Created 05-26-2022 09:39 AM
Hello folks!
I have a cluster with 9 machines, running on CDH 6.2 (OnPremise). I have 3 master, 1 edge and 5 workers.
I am not able to up 2 of 5 NodeManager on workers. 3 of them are ok, and 2 of them give me a follow log (attach), without error but a Warning with "NullPointerException":.
When I put the NodeManager to run, on Cloudera Manager it doens't fail, but I got two alerts, as follow:
- NodeManager can not connect to ResourceManager
- ResourceManager could not connect to Web Server of NodeManager
Also, I can't access the /jmx of the server. And, when I run NodeManager by Cloudera Manager, my CPU going to use of 100%.
On that 2 workers, I have RegionServer and DataNode working fine, the problem is only with NodeManager.
Please, any suggest?
Created 06-02-2022 08:47 AM
Hi guys!
Finally we solved the problem. To fix it, we moved all content from "yarn.nodemanager.recovery.dir" config path to another one (i.e mv yarn-rm-recovery yarn-rm-recovery-backup) and we created yarn-rm-recovery again, grant permisison to yarn:hadoop to folder.
After that, we can start NodeManager with no error.
Thanks all!
Created 06-02-2022 08:47 AM
Hi guys!
Finally we solved the problem.

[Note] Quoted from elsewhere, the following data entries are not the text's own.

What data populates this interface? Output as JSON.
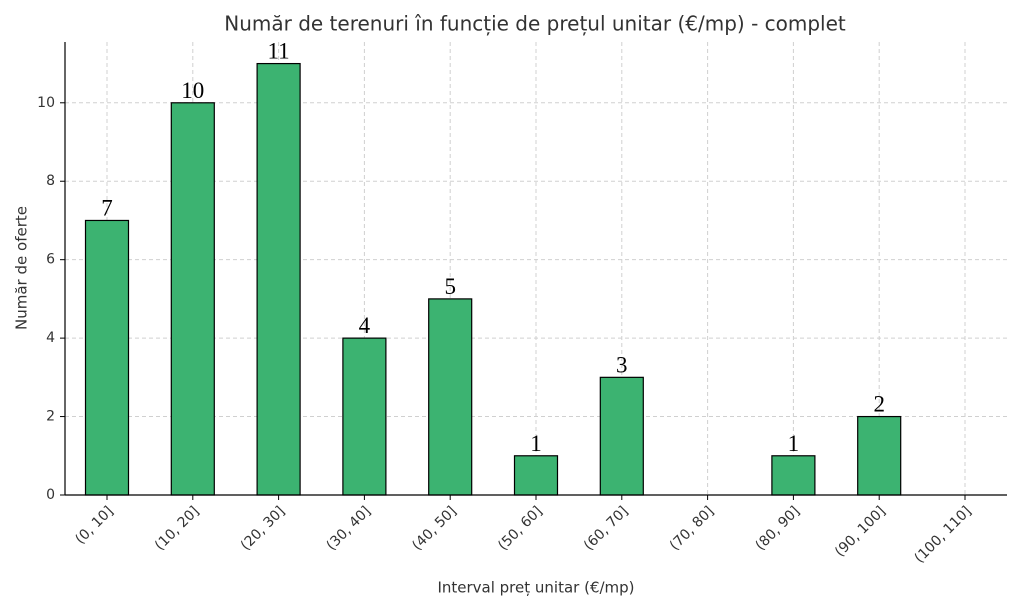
{
  "chart_data": {
    "type": "bar",
    "title": "Număr de terenuri în funcție de prețul unitar (€/mp) - complet",
    "x_label": "Interval preț unitar (€/mp)",
    "y_label": "Număr de oferte",
    "categories": [
      "(0, 10]",
      "(10, 20]",
      "(20, 30]",
      "(30, 40]",
      "(40, 50]",
      "(50, 60]",
      "(60, 70]",
      "(70, 80]",
      "(80, 90]",
      "(90, 100]",
      "(100, 110]"
    ],
    "values": [
      7,
      10,
      11,
      4,
      5,
      1,
      3,
      0,
      1,
      2,
      0
    ],
    "color": "#3cb371",
    "ylim": [
      0,
      11.55
    ],
    "yticks": [
      0,
      2,
      4,
      6,
      8,
      10
    ],
    "grid": true
  }
}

To fix it, we moved all content from "yarn.nodemanager.recovery.dir" config path to another one (i.e mv yarn-rm-recovery yarn-rm-recovery-backup) and we created yarn-rm-recovery again, grant permisison to yarn:hadoop to folder.
After that, we can start NodeManager with no error.
Thanks all!
Created 06-03-2022 12:48 AM
That is great, thank you for sharing the solution!
Best regards
Miklos